A ja z niedowierzaniem spoglądam na sukces i splendor jaki zdobywa Michał Budzyński, popularyzator wiedzy na portalu youtube, zewsząd poklepywany po plecach, wzbudzający zaufanie i sympatię. Lubiany i ceniony przez młodych Polaków, którzy podziwiają go za jego inteligencję, zaś przez starszych Polaków niejednokrotnie stawiany za wzór młodego człowieka, który doszedł do sukcesu ciężką pracą. Nic bardziej mylnego. Tak sie składa, że chodziłem z Budzyńskim do jednej klasy w liceum, więc dobrze wiem jaki z niego #!$%@?.
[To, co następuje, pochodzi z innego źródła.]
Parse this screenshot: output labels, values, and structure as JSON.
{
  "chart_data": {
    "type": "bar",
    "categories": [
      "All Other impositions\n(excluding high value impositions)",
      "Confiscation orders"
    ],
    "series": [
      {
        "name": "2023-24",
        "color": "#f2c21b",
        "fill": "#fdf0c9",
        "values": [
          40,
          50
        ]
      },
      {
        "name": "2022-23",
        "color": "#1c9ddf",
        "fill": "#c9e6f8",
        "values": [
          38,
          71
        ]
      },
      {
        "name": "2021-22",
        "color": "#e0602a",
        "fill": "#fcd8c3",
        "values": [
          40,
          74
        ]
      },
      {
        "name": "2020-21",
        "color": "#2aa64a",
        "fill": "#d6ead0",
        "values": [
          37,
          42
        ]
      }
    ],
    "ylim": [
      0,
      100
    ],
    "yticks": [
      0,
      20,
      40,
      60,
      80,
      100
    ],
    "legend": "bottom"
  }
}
Budzyński dołączył do nas w 3.klasie liceum. Już na rozpoczęciu roku szkolnego błyszczał swoimi zdolnościami matematycznymi, zjednując sobie serca wychowawczyni oraz klasowych niewiast. Wobec nas, chłopaków, był bardzo chłodny i tylko przywitał sie rzymskim pozdrowieniem mówiąc: "Michał". Myślałem, że to po prostu nadęty bubek, jednak spokoju nie dawał mi dziwny starszy mężczyzna w skórzanej kurtce i zakazanej facjacie, który podążał za Budzyńskim
krok w krok z kamerą w ręku. To troch dziwne, by rodzic
odprowadzał dziecko w liceum, lecz gdy pytaliśmy Matemaksa czy to jego ojciec to nabierał wody w usta i łypał na nas spode łba. Po paru dniach w klasie odbyły sie wybory przewodniczącej oraz przewodniczącego - chłopcy głosowali na chłopaka, a dziewczyny na dziewczynę. Wśród dziewczyn wygrała Dominika, najładniejsza w klasie, pełna uroku i wigoru, na jej widok Budzyński dostawał spazmów. Oczywiście, Michał natychmiast zgłosił angaż na
przewodniczącego, ale poległ ze mną stosunkiem głosów 14-1. Dzięki temu spędałem sporo czasu z Dominiką i tak jakoś po tygodniu zaczęliśmy ze sobą chodzić. Widać było, że porażka w klasowym plebiscycie oraz dostanie kosza od Dominiki przybiło Matemaksa, więc zacząl sie powoli mścić na mnie oraz na kolegach. Nie mineły 2 tygodnie, a Matemaks został znienawidzony przez męską część klasy.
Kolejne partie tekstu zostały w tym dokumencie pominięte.